You're doing great, Escape. I'm proud of you. I hope you are proud of me too!

Fuck porn!
 

Beautiful1973

Active Member
Well done @Escapeandnevercomeback you are doing great, I love the vulnerability and honesty in your journal, you are courageous for sharing and fighting 😊
As you step away from Porn, I believe you will see more pleasure in everyday things.
I am partner (ex) and I saw first hand how my man become void of any pleasure in life or me, it’s really sad. This also had an emotional affect on my happiness and I was becoming numb. But after a month out from walking away from him, I am starting to feel the joy return again, which feels wonderful and I hope you start to feel that too😊
 

downhillfromhere

Well-Known Member
Day 22

I actually feel pretty well mentally-wise. A bit tired from the night shifts. Sleeping during the day doesn't feel the same as sleeping during the night for me, I can sleep the same no of hours and not feel as rested. Probably today I slept a little more than yesterday when I slept like 4 hours.

23 days without a drop of drink but I miss it, man.

"Water, water, everywhere, nor any drop to drink."
Do you work normal hours during the day as well? I learned a little about what can affect sleep quality from a book once (Why We Sleep), and one thing I got from it was that it's important to go to sleep and wake up at the same time every day. I don't know if your job might make that impossible, but it could be something to consider if you have the choice.

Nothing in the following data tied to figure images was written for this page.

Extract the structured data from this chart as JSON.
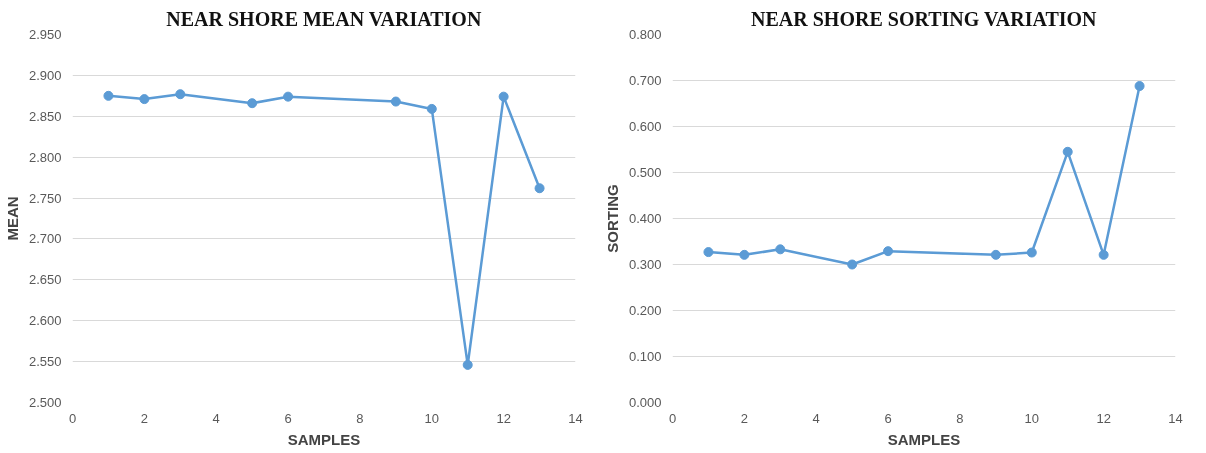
{
  "chart_data": [
    {
      "type": "line",
      "title": "NEAR SHORE MEAN VARIATION",
      "xlabel": "SAMPLES",
      "ylabel": "MEAN",
      "x": [
        1,
        2,
        3,
        5,
        6,
        9,
        10,
        11,
        12,
        13
      ],
      "series": [
        {
          "color": "#5b9bd5",
          "values": [
            2.875,
            2.871,
            2.877,
            2.866,
            2.874,
            2.868,
            2.859,
            2.546,
            2.874,
            2.762
          ]
        }
      ],
      "marker": "circle",
      "grid": "y",
      "xlim": [
        0,
        14
      ],
      "xticks": [
        0,
        2,
        4,
        6,
        8,
        10,
        12,
        14
      ],
      "ylim": [
        2.5,
        2.95
      ],
      "yticks": [
        {
          "value": 2.5,
          "label": "2.500"
        },
        {
          "value": 2.55,
          "label": "2.550"
        },
        {
          "value": 2.6,
          "label": "2.600"
        },
        {
          "value": 2.65,
          "label": "2.650"
        },
        {
          "value": 2.7,
          "label": "2.700"
        },
        {
          "value": 2.75,
          "label": "2.750"
        },
        {
          "value": 2.8,
          "label": "2.800"
        },
        {
          "value": 2.85,
          "label": "2.850"
        },
        {
          "value": 2.9,
          "label": "2.900"
        },
        {
          "value": 2.95,
          "label": "2.950"
        }
      ]
    },
    {
      "type": "line",
      "title": "NEAR SHORE SORTING VARIATION",
      "xlabel": "SAMPLES",
      "ylabel": "SORTING",
      "x": [
        1,
        2,
        3,
        5,
        6,
        9,
        10,
        11,
        12,
        13
      ],
      "series": [
        {
          "color": "#5b9bd5",
          "values": [
            0.327,
            0.321,
            0.333,
            0.3,
            0.329,
            0.321,
            0.326,
            0.545,
            0.321,
            0.688
          ]
        }
      ],
      "marker": "circle",
      "grid": "y",
      "xlim": [
        0,
        14
      ],
      "xticks": [
        0,
        2,
        4,
        6,
        8,
        10,
        12,
        14
      ],
      "ylim": [
        0,
        0.8
      ],
      "yticks": [
        {
          "value": 0,
          "label": "0.000"
        },
        {
          "value": 0.1,
          "label": "0.100"
        },
        {
          "value": 0.2,
          "label": "0.200"
        },
        {
          "value": 0.3,
          "label": "0.300"
        },
        {
          "value": 0.4,
          "label": "0.400"
        },
        {
          "value": 0.5,
          "label": "0.500"
        },
        {
          "value": 0.6,
          "label": "0.600"
        },
        {
          "value": 0.7,
          "label": "0.700"
        },
        {
          "value": 0.8,
          "label": "0.800"
        }
      ]
    }
  ]
}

22 days is amazing, man. Keep up the good work!
 

Escapeandnevercomeback

Respected Member
How's it going Escape?
Not too good. I broke my 26 days of sobriety, got drunk, binged porn (about 5 PMOs that day) then I did what I usually do when I'm drunk and relapse, I came here and deleted some of my posts. I think I deleted all the posts from that 25 days porn streak. I'm embarrassed beyond words that I do this, I didn't even want to come here and say it out of shame. Next day, I proceeded to PMO 3 more times so 2 days of binge in a row and made fun of my 25 days streak, I threw it out the window, I threw out the window my alcohol streak and that is that, I'm an idiot and I deserve the consequences. Now I'm struggling to restart.
 

Ezel

Respected Member
Not too good. I broke my 26 days of sobriety, got drunk, binged porn (about 5 PMOs that day) then I did what I usually do when I'm drunk and relapse, I came here and deleted some of my posts. I think I deleted all the posts from that 25 days porn streak. I'm embarrassed beyond words that I do this, I didn't even want to come here and say it out of shame. Next day, I proceeded to PMO 3 more times so 2 days of binge in a row and made fun of my 25 days streak, I threw it out the window, I threw out the window my alcohol streak and that is that, I'm an idiot and I deserve the consequences. Now I'm struggling to restart.
Just start man, if you keep delaying it, it will just get worse, what happened happened. There is nothing you can do about that past except learning and adapting so next time you will not repeat the same scenario.
You can do it escape, you got heart man, there is nothing to be ashamed of, there's no one on this forum who owes you a god damn thing.
Do it for you brother ☺️😉. Gob bless...
 

Escapeandnevercomeback

Respected Member
Day 2

I am embarrassed to come here drunk. I told myself I must stay away from Reboot Nation and contacting people in general when I'm drunk because I turn into a mega-depressed, raging, violent alcoholic. I am a headache for people around my when I'm drunk. But once I get drunk, I don't respect that anymore. I got drunk, I don't remember everything but I think I came here and I deleted all my posts from my last streak because I was mad for relapsing to porn. What's left are all the other comments from the other people that don't make any sense anymore. That's why I'm embarrassed. And I threw everything out the window, I binged PMO 2 days in a row. Now I feel completely like shit, I'm struggling to make something out of it. You know what I told myself a few days ago? "This is starting to be a rhythm, I feel I could go on with my porn streak forever, only one thing could sabotage me and that is getting drunk." And what do I do? I buy alcohol, I convince myself that I can handle it, I won't come to RN to display erratic behavior, I won't PMO, and then what? Right.